AVS 63rd International Symposium & Exhibition | |
Applied Surface Science | Thursday Sessions |
Session AS-ThA |
Session: | Advances for Complicated Sample Preparation Strategies and Complex Systems |
Presenter: | Amy Walker, University of Texas at Dallas |
Authors: | A.V. Walker, University of Texas at Dallas L.D. Gelb, University of Texas at Dallas |
Correspondent: | Click to Email |
Chemical imaging methods, including imaging mass spectrometry (MS), are becoming widely used for the analysis of a variety of samples from biological tissues to electronic devices. A significant barrier to wider adoption of imaging mass spectrometry is the presence of matrix effects which complicate quantitative analysis. Interactions between an analyte molecule and its surroundings (the “matrix”) can substantially alter both the yield and type of ions observed. These matrix effects result in both significant nonlinearity of signal intensity with concentration and changes in the characteristic spectrum of a given species with environment.

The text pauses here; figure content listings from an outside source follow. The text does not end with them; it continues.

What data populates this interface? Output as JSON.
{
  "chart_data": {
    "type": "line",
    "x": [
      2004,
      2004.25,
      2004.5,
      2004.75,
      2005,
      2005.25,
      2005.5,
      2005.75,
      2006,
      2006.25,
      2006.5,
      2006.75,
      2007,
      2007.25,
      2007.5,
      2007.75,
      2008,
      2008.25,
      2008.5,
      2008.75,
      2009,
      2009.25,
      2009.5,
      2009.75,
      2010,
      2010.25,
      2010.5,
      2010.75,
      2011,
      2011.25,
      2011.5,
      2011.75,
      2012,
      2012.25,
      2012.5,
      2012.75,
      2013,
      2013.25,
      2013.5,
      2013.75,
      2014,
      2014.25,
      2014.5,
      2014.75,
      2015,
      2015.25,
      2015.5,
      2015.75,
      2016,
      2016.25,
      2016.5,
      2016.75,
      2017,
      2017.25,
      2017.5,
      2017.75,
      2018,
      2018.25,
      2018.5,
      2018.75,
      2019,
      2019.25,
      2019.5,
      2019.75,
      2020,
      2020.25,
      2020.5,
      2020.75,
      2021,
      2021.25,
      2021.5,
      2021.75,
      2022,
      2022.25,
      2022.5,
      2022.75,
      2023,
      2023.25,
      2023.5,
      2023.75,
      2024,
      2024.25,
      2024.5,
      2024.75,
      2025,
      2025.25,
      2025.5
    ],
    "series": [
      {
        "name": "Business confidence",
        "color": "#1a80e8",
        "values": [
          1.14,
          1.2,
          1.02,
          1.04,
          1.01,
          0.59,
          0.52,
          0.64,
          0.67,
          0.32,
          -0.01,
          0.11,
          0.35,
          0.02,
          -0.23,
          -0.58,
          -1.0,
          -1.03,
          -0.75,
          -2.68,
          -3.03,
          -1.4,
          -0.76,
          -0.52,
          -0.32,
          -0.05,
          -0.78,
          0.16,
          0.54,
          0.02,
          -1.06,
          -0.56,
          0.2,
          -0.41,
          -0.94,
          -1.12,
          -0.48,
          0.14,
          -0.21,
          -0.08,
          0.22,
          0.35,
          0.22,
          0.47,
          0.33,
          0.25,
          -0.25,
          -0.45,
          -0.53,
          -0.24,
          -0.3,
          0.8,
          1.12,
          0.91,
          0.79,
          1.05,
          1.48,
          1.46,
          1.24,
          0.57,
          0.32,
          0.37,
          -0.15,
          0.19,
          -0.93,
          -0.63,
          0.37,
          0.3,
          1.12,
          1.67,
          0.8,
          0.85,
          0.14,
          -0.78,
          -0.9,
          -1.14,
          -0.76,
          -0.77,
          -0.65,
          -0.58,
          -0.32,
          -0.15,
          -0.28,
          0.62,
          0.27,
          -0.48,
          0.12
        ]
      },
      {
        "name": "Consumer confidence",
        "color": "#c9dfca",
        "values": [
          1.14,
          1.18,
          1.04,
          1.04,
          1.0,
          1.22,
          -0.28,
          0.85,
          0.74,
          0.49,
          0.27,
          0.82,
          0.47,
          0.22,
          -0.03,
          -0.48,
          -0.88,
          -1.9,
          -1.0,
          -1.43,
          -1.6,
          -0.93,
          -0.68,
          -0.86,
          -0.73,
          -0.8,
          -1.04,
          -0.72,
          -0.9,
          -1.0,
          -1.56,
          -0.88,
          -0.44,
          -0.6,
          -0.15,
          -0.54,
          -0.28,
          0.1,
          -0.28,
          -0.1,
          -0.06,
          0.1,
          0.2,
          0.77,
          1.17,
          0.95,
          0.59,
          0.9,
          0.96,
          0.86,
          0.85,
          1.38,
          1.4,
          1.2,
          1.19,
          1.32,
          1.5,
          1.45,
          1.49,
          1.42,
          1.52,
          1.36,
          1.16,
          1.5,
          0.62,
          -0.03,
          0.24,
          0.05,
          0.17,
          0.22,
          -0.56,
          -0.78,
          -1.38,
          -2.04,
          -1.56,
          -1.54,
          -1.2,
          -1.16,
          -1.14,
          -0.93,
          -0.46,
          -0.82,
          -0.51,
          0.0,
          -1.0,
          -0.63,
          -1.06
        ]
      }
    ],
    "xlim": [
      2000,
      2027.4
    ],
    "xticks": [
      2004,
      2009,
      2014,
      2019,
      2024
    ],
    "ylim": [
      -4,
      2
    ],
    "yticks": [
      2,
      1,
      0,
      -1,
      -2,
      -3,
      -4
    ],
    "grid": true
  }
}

We present progress towards the quantitative extraction of chemical concentration profiles, component spectra, sample topography, and other information from imaging mass spectrometry data in the presence of matrix effects. Our approach is based on maximum a posteriori (MAP) reconstruction against physically motivated models rather than statistical dimensionality-reduction techniques such as Principal Components Analysis. We demonstrate our methodology using several different samples as well as synthetic data sets. These include systems that demonstrate “weak” matrix effects, such as mixed self-assembled monolayers, and “strong” matrix effects such as those observed in ionic liquid matrix enhanced secondary ion mass spectrometry.